Тут я задумался о неухоженной могиле матери и отца, о том, какой жалкой она выглядит под порыжевшими стебельками и мхом, и заметил, что пастор закончил, только когда настала тишина, такая явственная, что, кажется, ее можно было потрогать.

Гроб был таким тяжелым, что нести его пришлось восьмерым. Ханне, Ингве и церковный служитель шли с моей стороны; Раннвейг Ланнстад, ее сын и служащие, нанятые из похоронного бюро в Харпефоссе, – с другой.

Мы вышли из машины, миновали голубой детский велосипед Бора и, завернув за угол, вышли из тени. Нас встретило раскаленное летнее солнце, лучи которого глубоко проникали в свилеватую березу, так что ее поверхность переливалась, и в руках у нас словно мерцал мираж.

Но мы направлялись не к могиле. Мы двигались к старому похоронному фургону бюро, «Мерседесу», которым они, собственно, больше не пользовались. Потому что дедушке придется отправиться сначала в другое место. На кремацию в Лиллехаммер.

И тут все смешалось и поплыло у меня перед глазами, как это было, когда я смывал свастику растворителем. Ноги подо мной подкосились, когда мы проходили мимо нагретой солнцем церковной стены и от нее пахнуло дегтем. Может быть, это память о запахе с похорон мамы и отца настигла меня, и когда я увидел их могилу выше по склону, в иссохшей и поросшей увядшей зеленью земле, украденной дьяволом, меня подбросила какая-то сила. Я будто разделился надвое: один нес гроб, а второй проваливался сквозь прожитую жизнь, пока не упал перед высеченными в камне датой и двумя именами. Перед ними, я знал это, мне придется держать ответ.

5

– Бронировать? – спросила Ханне. – Сказали, что по этой цене осталось только два места.

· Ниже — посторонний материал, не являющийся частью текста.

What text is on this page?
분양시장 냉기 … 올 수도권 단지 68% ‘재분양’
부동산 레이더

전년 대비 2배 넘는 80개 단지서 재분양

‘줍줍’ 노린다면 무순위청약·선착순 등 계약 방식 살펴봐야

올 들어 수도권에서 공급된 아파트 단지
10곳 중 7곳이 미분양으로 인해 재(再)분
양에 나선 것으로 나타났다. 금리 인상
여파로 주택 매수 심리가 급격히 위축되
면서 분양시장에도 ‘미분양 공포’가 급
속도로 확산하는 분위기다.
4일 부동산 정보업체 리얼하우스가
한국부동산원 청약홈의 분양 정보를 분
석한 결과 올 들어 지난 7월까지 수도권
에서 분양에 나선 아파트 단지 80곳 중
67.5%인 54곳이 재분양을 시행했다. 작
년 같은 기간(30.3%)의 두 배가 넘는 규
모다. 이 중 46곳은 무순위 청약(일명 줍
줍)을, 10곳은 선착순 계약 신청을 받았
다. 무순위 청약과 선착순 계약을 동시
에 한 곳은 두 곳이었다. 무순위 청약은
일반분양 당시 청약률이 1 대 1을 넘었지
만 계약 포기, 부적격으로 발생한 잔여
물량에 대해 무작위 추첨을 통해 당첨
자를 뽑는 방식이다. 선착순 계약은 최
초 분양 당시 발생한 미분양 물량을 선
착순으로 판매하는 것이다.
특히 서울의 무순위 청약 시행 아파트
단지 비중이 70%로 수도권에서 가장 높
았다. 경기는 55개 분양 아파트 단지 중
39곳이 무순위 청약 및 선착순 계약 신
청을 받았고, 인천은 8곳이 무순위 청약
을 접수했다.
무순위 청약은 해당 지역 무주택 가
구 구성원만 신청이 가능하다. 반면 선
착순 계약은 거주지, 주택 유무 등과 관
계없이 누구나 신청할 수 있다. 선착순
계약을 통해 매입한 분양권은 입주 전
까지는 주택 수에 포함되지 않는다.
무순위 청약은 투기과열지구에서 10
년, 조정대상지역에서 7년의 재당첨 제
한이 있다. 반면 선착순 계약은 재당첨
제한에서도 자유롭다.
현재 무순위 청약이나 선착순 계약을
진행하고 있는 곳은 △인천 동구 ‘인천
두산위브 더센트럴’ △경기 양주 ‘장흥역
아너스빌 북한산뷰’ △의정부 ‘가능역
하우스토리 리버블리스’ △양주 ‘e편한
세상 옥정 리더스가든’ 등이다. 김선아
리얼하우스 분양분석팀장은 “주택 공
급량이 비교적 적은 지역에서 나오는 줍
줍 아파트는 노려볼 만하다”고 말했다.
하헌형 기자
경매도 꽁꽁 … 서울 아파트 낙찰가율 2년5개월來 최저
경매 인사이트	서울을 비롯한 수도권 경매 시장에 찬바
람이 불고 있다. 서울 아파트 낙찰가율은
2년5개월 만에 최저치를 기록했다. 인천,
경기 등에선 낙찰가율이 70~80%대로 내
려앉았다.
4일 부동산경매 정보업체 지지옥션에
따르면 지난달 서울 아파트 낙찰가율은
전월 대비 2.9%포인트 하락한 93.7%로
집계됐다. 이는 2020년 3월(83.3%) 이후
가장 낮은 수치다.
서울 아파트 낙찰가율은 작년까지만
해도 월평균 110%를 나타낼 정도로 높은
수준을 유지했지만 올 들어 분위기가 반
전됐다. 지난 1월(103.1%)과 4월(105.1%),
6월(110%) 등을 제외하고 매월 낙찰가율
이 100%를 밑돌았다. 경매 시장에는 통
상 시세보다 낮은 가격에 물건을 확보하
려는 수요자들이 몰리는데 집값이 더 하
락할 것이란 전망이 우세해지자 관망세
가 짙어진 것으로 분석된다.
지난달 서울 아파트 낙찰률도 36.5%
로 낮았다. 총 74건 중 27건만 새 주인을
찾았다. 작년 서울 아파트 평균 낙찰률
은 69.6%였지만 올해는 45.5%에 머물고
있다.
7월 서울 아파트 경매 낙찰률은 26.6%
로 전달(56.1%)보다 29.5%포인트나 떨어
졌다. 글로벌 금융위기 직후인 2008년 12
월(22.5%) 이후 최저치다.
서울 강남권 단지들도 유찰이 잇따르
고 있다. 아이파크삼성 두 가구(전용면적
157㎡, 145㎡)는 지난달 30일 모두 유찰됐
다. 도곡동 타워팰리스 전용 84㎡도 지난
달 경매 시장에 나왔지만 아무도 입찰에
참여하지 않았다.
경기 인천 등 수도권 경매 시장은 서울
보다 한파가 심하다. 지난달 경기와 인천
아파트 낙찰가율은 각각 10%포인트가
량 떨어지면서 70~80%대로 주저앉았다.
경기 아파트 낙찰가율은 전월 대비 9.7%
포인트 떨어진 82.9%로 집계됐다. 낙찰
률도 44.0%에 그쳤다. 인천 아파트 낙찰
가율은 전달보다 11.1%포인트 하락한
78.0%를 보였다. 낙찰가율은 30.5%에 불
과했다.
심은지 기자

Я стоял с телефонной трубкой в руке и чувствовал, что разрываюсь. Она звонила с благими намерениями и хотела мне только добра. Но я наконец уяснил для себя смысл фото мамы с отцом возле телефона. Это была не просто фотография. Это был вопрос, ожидавший, когда его зададут. Захочу ли я пойти против течения и выяснить, почему они погибли?

– Нет, Ханне, – ответил я. – Не стоит. Как-нибудь потом.

– Я к тебе приеду, – заявила она. – Ты сам не свой.

– Нет, – сказал я. – Я к тебе приеду. Завтра. А сейчас не приезжай.

Я повесил трубку, вышел и опустил шлагбаум. Завел старый «Дойтц», подъехал к штабелям дров и наполнил прицеп. Ель и осина длиной по шестьдесят сантиметров. Подъехал к полю с «Пимпернелькой», соскочил с трактора и, пока тот рычал на холостом ходу, оглядел место. Решил проехать немного дальше, примерно до середины поля – оттуда будет лучше всего видно дома на хуторе.

Под моими ногами, в земле, шел рост. Солнечный свет, вода и чернозем: такой же бесконечный процесс, как звездочетство.

Я сгрузил дрова и начал их укладывать. Привез еще пять кубов и хотел поднять основание повыше, так что под конец, чтобы дотянуться доверху, пришлось влезть на прицеп. К вечеру было сложено отличное ровное основание из уложенных крест-накрест полешков.